In the summer of 1941, I participated in a research project with Carl Shoup and we wrote a book, Taxing to Prevent Inflation. It's not something I am proud of now. It was in the style of a model and it had to do with how much taxation was required to prevent inflation, which I now believe was a wrong issue.[...]
As a result of the Keynesian revolution, money has almost dropped out of the picture. I look back at that and say, how the hell could I have done that? I had good training in monetary history at Chicago and yet, once the Keynesian revolution came along, everything was on fiscal policy, and that's why I was trying to answer the question about the level of taxation needed to stem inflation. With a sufficiently expansive monetary policy, no amount of taxes could do it. It was the wrong question. The right question was,"What monetary policy do we need?" That was the result of the mindset we had.
It should be noted that the monetary theory Friedman turned to was a very simple quantity theory that misses most of the nuances of the more complex Austrian School monetary theory that explains both the business cycle and the complex manner in which money supply increases can impact different prices at different times.

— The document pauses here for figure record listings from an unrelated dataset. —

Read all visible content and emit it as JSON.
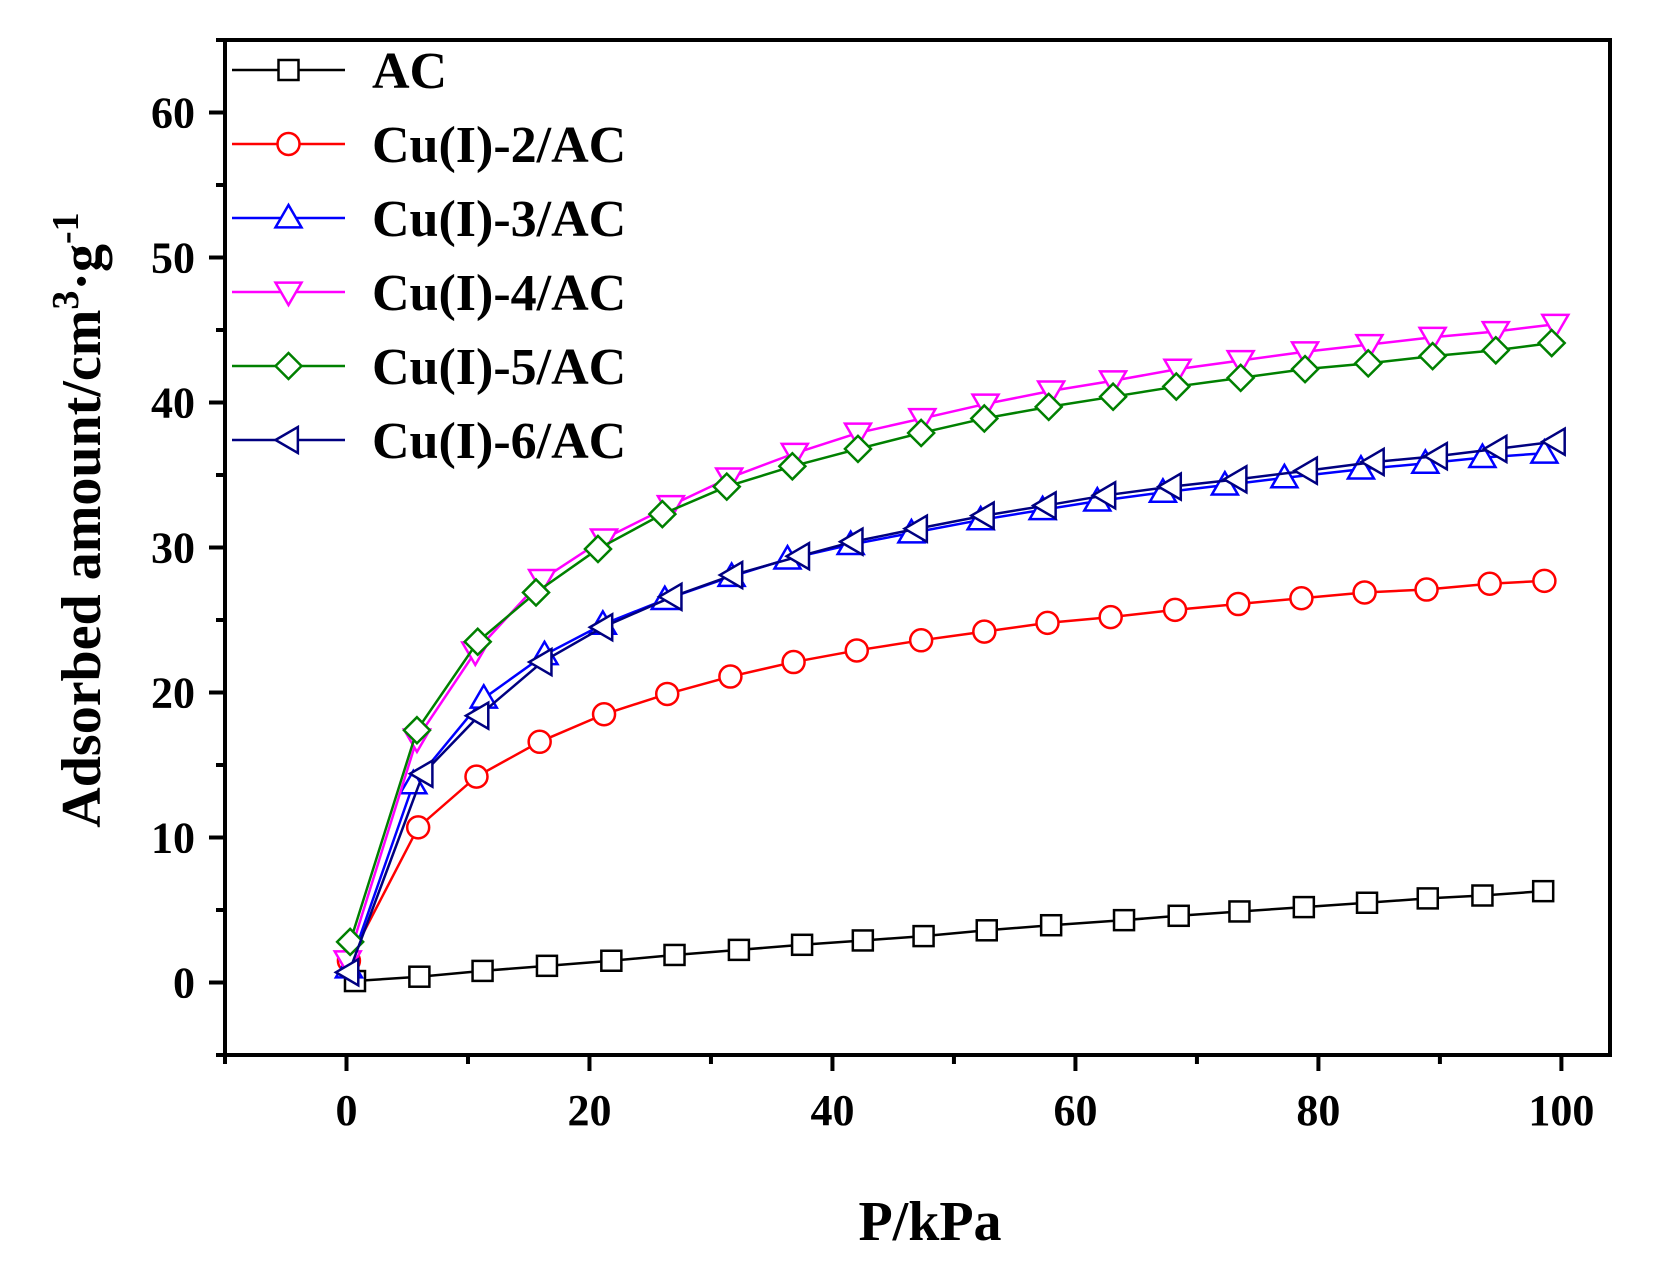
{
  "chart_data": {
    "type": "line",
    "title": "",
    "xlabel": "P/kPa",
    "ylabel": {
      "main": "Adsorbed amount/cm",
      "sup1": "3",
      "mid": "·g",
      "sup2": "-1"
    },
    "xlim": [
      -10,
      104
    ],
    "ylim": [
      -5,
      65
    ],
    "xticks": [
      0,
      20,
      40,
      60,
      80,
      100
    ],
    "yticks": [
      0,
      10,
      20,
      30,
      40,
      50,
      60
    ],
    "legend_position": "top-left",
    "grid": false,
    "series": [
      {
        "name": "AC",
        "color": "#000000",
        "marker": "square",
        "x": [
          0.7,
          6,
          11.2,
          16.5,
          21.8,
          27,
          32.3,
          37.5,
          42.5,
          47.5,
          52.7,
          58,
          64,
          68.5,
          73.5,
          78.8,
          84,
          89,
          93.5,
          98.5
        ],
        "y": [
          0.1,
          0.4,
          0.8,
          1.15,
          1.5,
          1.9,
          2.25,
          2.6,
          2.9,
          3.2,
          3.6,
          3.95,
          4.3,
          4.6,
          4.9,
          5.2,
          5.5,
          5.8,
          6.0,
          6.3
        ]
      },
      {
        "name": "Cu(I)-2/AC",
        "color": "#ff0000",
        "marker": "circle",
        "x": [
          0.2,
          5.9,
          10.7,
          15.9,
          21.2,
          26.4,
          31.6,
          36.8,
          42,
          47.3,
          52.5,
          57.7,
          62.9,
          68.2,
          73.4,
          78.6,
          83.8,
          88.9,
          94.1,
          98.6
        ],
        "y": [
          1.5,
          10.7,
          14.2,
          16.6,
          18.5,
          19.9,
          21.1,
          22.1,
          22.9,
          23.6,
          24.2,
          24.8,
          25.2,
          25.7,
          26.1,
          26.5,
          26.9,
          27.1,
          27.5,
          27.7
        ]
      },
      {
        "name": "Cu(I)-3/AC",
        "color": "#0000ff",
        "marker": "triangle-up",
        "x": [
          0.2,
          5.5,
          11.3,
          16.3,
          21.1,
          26.2,
          31.7,
          36.3,
          41.5,
          46.5,
          52.2,
          57.3,
          61.8,
          67.2,
          72.3,
          77.2,
          83.5,
          88.8,
          93.5,
          98.6
        ],
        "y": [
          1.0,
          13.7,
          19.6,
          22.6,
          24.7,
          26.4,
          28.0,
          29.2,
          30.2,
          31.0,
          31.9,
          32.6,
          33.2,
          33.8,
          34.3,
          34.8,
          35.4,
          35.8,
          36.2,
          36.5
        ]
      },
      {
        "name": "Cu(I)-4/AC",
        "color": "#ff00ff",
        "marker": "triangle-down",
        "x": [
          0.1,
          5.8,
          10.6,
          16.1,
          21.2,
          26.7,
          31.5,
          36.9,
          42.1,
          47.4,
          52.6,
          58,
          63.1,
          68.4,
          73.6,
          78.9,
          84.2,
          89.4,
          94.6,
          99.5
        ],
        "y": [
          1.5,
          16.8,
          22.8,
          27.8,
          30.6,
          32.9,
          34.8,
          36.5,
          37.9,
          38.9,
          39.9,
          40.8,
          41.5,
          42.3,
          42.9,
          43.5,
          44.0,
          44.5,
          44.9,
          45.4
        ]
      },
      {
        "name": "Cu(I)-5/AC",
        "color": "#008000",
        "marker": "diamond",
        "x": [
          0.3,
          5.8,
          10.8,
          15.6,
          20.7,
          26,
          31.3,
          36.7,
          42.1,
          47.3,
          52.5,
          57.8,
          63.1,
          68.3,
          73.6,
          78.9,
          84.1,
          89.4,
          94.6,
          99.2
        ],
        "y": [
          2.8,
          17.4,
          23.5,
          26.9,
          29.9,
          32.3,
          34.2,
          35.6,
          36.8,
          37.9,
          38.9,
          39.7,
          40.4,
          41.1,
          41.7,
          42.3,
          42.7,
          43.2,
          43.6,
          44.1
        ]
      },
      {
        "name": "Cu(I)-6/AC",
        "color": "#000080",
        "marker": "triangle-left",
        "x": [
          0.2,
          6.3,
          10.9,
          16.1,
          21.1,
          26.8,
          31.8,
          37.3,
          41.7,
          47,
          52.5,
          57.6,
          62.5,
          67.9,
          73.3,
          79.1,
          84.6,
          89.8,
          94.7,
          99.5
        ],
        "y": [
          0.7,
          14.4,
          18.4,
          22.1,
          24.5,
          26.6,
          28.1,
          29.4,
          30.4,
          31.3,
          32.2,
          32.9,
          33.6,
          34.2,
          34.7,
          35.3,
          35.9,
          36.3,
          36.8,
          37.3
        ]
      }
    ]
  }
}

Also, Friedman, although distancing himself from his brush with Keynesian theory in 1941, never did completely cut the cord from Keynesian theory. Indeed, Murray Rothbard points out that the Chicago school, of which Friedman was a member, always held three key ideas, among them:
[A] proto-Keynesian policy of stabilizing the price-level through expansionary fiscal and monetary programs during a recession.This Keyensian-type thinking, Friedman never shook off completely, although his 2003 North Beach confession suggests that he was beginning to see problems with his monetary theory.